Used for ClueWeb 2009 and 2012, this web archive format also includes a 
WARC-TREC-ID field in the header of each document. Only documents that have
that header and have a WARC-TYPE field value of "response" are processed. If
no index fields are specified, the text of the document is indexed, excluding
tags. 
  
----------------------------------------------------------------------
E. RETRIEVAL

java -cp "LTR/lib/*" BatchSearch -settings   [u]
                                 -index      [v]
                                 -queries    [w]
                                 -similarity [x]
                                 -stop       [y]
                                 -stem       [z]

[u] - Path to a settings file.
[v] - Path to the directory that contains the index.
[w] - The file containing TREC queries.
[x] - The class name of Lucene's similarity model.
[y] - A file containing the stop words.
[z] - The class that implements a particular stemming algorithm.

(Additional settings exist; any setting that is valid in the settings file
can be provided on the command line with a '-' prefix; see README.txt for
details.)

----------------------------------------------------------------------
E.1 CODE: BatchSearch

https://github.com/sauparna/LTR/blob/master/src/BatchSearch.java

An implementation of search (retrieval) using a set of TREC
queries.
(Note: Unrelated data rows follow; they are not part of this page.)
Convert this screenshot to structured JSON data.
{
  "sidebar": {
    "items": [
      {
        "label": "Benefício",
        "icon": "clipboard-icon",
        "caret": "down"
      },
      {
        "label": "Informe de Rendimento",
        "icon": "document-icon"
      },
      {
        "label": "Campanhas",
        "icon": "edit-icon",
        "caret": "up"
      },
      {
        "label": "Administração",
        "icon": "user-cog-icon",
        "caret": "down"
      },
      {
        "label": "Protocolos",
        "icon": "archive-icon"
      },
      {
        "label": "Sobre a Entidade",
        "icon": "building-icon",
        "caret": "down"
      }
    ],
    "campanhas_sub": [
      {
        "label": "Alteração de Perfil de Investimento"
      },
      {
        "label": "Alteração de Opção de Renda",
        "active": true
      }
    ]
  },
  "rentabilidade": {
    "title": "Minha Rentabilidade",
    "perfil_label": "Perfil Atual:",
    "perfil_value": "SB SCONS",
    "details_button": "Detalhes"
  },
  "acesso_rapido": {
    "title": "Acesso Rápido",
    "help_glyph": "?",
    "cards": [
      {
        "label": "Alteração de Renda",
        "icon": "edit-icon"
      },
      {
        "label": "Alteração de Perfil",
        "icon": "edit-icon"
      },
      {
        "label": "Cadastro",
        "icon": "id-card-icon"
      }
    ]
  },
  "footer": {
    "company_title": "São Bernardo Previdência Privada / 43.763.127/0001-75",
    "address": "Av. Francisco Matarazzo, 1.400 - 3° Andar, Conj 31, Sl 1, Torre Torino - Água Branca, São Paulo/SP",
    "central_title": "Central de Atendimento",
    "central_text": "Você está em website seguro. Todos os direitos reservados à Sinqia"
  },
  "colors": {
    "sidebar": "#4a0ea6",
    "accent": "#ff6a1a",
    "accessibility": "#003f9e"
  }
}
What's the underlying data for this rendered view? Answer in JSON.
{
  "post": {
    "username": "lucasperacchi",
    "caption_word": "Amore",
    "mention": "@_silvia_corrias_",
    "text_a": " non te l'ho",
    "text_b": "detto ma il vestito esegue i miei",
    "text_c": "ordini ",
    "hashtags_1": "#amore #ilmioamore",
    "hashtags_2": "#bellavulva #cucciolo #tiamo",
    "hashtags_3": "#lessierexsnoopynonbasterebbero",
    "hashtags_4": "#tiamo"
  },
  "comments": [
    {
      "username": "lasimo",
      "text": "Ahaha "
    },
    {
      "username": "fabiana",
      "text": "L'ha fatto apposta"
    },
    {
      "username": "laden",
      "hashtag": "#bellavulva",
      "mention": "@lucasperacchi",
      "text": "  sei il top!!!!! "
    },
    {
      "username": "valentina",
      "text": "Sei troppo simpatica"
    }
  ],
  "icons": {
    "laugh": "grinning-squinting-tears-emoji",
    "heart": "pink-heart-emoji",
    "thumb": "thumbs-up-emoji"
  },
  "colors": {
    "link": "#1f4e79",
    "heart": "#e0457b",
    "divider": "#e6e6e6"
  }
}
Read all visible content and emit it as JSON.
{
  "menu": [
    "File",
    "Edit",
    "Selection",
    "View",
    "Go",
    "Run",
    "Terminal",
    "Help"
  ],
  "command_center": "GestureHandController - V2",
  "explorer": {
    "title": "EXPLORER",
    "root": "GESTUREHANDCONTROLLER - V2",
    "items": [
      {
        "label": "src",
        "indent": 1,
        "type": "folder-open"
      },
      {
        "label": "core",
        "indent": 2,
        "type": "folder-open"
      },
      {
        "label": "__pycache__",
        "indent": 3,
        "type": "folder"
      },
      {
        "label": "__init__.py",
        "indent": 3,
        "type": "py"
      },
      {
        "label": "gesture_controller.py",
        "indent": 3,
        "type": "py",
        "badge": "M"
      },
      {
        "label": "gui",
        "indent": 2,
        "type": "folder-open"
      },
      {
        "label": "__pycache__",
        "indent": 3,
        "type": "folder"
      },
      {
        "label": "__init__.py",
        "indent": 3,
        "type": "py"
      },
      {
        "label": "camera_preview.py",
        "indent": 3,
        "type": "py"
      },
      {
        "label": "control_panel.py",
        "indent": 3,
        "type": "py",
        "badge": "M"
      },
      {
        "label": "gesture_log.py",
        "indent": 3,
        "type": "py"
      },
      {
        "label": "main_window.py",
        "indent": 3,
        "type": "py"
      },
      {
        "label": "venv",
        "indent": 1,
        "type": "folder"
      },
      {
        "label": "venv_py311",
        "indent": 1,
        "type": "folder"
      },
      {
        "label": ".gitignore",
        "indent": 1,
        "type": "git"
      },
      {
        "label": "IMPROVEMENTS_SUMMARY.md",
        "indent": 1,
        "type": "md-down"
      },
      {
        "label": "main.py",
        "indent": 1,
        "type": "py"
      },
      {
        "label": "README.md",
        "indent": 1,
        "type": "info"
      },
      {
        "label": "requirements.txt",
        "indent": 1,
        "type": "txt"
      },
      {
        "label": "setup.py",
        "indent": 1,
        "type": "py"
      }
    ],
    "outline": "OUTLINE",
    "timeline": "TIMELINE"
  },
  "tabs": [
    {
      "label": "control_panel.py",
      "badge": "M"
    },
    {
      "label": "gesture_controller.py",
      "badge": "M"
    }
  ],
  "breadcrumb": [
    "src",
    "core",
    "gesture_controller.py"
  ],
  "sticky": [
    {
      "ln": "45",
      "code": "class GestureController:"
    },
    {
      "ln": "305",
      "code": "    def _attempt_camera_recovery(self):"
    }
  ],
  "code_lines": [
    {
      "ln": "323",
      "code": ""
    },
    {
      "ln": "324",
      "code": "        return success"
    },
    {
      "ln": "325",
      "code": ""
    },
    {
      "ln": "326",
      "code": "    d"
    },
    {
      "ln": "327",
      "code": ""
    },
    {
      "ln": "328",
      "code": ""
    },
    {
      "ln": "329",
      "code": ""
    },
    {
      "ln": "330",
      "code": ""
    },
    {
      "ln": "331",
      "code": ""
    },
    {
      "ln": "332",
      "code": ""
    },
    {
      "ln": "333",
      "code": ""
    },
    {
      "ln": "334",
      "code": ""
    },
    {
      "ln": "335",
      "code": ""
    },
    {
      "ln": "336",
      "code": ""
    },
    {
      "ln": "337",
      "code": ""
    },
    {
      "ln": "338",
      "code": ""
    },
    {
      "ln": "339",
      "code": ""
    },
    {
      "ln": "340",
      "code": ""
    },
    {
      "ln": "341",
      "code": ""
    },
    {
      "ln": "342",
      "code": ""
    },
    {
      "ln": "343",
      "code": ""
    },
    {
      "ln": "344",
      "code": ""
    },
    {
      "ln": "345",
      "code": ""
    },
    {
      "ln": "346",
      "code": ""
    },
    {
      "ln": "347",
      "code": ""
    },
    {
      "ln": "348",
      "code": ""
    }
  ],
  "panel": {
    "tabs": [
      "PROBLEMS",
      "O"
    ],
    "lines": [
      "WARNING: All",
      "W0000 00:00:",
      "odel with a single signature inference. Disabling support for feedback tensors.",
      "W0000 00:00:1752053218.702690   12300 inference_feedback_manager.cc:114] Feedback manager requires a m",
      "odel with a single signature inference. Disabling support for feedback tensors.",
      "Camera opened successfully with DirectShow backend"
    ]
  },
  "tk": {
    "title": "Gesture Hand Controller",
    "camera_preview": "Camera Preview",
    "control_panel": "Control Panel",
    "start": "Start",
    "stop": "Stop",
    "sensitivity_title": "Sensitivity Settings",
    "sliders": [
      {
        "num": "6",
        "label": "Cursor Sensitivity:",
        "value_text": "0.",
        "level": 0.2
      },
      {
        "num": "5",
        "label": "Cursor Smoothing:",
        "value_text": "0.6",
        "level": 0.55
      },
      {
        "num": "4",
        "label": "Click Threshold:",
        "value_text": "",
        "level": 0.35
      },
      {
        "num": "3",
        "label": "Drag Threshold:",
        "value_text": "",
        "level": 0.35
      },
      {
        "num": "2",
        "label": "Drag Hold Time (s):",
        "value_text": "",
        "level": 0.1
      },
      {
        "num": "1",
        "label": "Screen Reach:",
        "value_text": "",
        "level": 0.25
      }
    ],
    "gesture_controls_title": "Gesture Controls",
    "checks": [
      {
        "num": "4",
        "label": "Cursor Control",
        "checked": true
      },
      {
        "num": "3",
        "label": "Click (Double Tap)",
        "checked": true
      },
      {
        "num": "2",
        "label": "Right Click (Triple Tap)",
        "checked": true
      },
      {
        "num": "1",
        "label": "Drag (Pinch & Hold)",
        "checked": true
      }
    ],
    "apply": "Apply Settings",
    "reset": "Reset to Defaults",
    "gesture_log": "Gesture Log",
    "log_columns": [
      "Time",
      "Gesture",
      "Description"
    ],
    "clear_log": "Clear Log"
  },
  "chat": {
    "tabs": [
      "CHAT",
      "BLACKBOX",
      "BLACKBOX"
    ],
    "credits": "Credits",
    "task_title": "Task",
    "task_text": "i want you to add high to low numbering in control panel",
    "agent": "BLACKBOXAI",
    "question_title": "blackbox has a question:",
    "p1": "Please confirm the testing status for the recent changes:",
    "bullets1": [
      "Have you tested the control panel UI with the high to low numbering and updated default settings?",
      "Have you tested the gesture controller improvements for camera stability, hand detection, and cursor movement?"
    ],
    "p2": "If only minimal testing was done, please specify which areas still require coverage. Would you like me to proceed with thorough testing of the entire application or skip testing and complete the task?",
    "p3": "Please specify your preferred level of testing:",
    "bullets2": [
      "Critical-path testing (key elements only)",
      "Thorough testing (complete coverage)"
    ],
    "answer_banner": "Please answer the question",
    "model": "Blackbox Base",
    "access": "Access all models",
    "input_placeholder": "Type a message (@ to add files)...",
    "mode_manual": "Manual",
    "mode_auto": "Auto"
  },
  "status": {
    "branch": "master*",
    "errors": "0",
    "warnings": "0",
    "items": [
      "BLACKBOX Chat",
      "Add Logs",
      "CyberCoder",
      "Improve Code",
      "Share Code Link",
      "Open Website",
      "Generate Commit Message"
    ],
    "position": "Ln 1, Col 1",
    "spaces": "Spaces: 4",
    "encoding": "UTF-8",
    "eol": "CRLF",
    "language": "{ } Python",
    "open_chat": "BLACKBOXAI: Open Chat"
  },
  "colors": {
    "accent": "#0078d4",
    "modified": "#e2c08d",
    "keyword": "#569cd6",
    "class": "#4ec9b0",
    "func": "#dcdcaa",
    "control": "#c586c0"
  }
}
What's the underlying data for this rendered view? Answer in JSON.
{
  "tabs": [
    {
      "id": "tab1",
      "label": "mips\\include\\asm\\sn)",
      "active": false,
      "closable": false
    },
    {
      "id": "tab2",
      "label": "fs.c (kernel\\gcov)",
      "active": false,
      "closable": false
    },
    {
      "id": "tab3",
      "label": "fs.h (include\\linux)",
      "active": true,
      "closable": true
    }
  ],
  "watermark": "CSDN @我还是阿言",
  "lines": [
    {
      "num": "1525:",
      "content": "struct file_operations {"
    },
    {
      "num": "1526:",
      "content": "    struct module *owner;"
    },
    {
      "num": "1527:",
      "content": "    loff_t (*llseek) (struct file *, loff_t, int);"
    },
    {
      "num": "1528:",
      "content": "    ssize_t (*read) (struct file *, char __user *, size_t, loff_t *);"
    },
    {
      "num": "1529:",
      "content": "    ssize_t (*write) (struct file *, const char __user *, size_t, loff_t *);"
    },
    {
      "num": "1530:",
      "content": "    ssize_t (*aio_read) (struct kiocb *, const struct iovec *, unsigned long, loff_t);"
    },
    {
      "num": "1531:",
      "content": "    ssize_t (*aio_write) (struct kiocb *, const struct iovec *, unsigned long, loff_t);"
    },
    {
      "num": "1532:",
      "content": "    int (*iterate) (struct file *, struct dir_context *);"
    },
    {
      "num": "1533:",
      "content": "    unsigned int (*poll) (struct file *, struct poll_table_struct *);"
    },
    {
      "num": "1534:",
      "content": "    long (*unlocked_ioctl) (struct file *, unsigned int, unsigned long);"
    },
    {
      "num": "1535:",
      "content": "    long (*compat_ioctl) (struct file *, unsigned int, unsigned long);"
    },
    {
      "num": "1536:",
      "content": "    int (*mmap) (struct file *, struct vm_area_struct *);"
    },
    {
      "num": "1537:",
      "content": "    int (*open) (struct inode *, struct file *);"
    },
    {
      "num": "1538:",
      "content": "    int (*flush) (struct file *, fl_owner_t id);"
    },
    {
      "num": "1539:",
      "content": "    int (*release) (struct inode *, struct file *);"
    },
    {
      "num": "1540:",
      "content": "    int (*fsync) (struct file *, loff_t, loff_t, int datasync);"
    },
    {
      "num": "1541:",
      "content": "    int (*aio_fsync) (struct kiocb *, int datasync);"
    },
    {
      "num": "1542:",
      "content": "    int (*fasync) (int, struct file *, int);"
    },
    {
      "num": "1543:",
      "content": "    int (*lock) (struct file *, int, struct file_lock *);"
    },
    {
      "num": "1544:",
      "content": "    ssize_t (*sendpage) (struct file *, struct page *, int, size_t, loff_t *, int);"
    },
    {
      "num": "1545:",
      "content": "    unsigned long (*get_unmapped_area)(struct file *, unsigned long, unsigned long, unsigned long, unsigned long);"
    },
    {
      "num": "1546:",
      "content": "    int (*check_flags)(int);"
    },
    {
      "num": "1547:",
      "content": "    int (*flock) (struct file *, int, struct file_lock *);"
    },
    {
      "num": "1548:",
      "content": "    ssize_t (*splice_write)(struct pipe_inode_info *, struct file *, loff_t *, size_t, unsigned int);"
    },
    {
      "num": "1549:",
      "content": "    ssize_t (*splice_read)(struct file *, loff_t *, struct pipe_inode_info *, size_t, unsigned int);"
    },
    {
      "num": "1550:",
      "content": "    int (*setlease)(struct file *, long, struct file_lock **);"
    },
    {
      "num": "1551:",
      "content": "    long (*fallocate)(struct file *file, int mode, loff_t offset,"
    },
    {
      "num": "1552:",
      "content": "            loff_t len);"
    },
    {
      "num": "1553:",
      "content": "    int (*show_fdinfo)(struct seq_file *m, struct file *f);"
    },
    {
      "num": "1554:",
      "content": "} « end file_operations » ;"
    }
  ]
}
Its interface is not unlike IndexTREC in that command-line
arguments are parsed to determine the starting points and the block of
code in main() does everything. Again, other than parsing a TREC
query, and printing search results in TREC format (TREC runs), most of
the work involves tying loose ends.

...
IndexReader reader       = DirectoryReader.open(
                            FSDirectory.open(Paths.get(index)));
IndexSearcher searcher   = new IndexSearcher(reader);
searcher.setSimilarity(similarity);
TrecAnalyzer analyzer    = new TrecAnalyzer(opt);
SimpleQueryParser parser = new SimpleQueryParser(analyzer, field);

org.jsoup.nodes.Document soup;
String str, qid, txt;

str  = FileUtils.readFileToString(new File(queries));
soup = Jsoup.parse(str);

for (Element elm : soup.select("TOP")) {
    qid = elm.child(0).text().trim();
    txt = elm.child(1).text();
    Query query = parser.parse(txt);
    doBatchSearch(searcher, qid, query, simstr, NUMRET);
}

reader.close();
...

The view of it as a series of transformations, in sketchy pseudocode
looks like this:

i = IndexSearcher(IndexReader(DirectoryReader(index)))
i.setSimilarity(SimilarityX)
q = SimpleQueryParser(TrecAnalyzer(stop, stem)).parse()

doBatchSearch(i, q)
{
    result = i.search(q, M)
    prettyprint(result)
}

SimilarityX is the name of the similarity class chosen at run-time
using reflection. M is the number of documents to retrieve which is
also the length of the search result (or run file).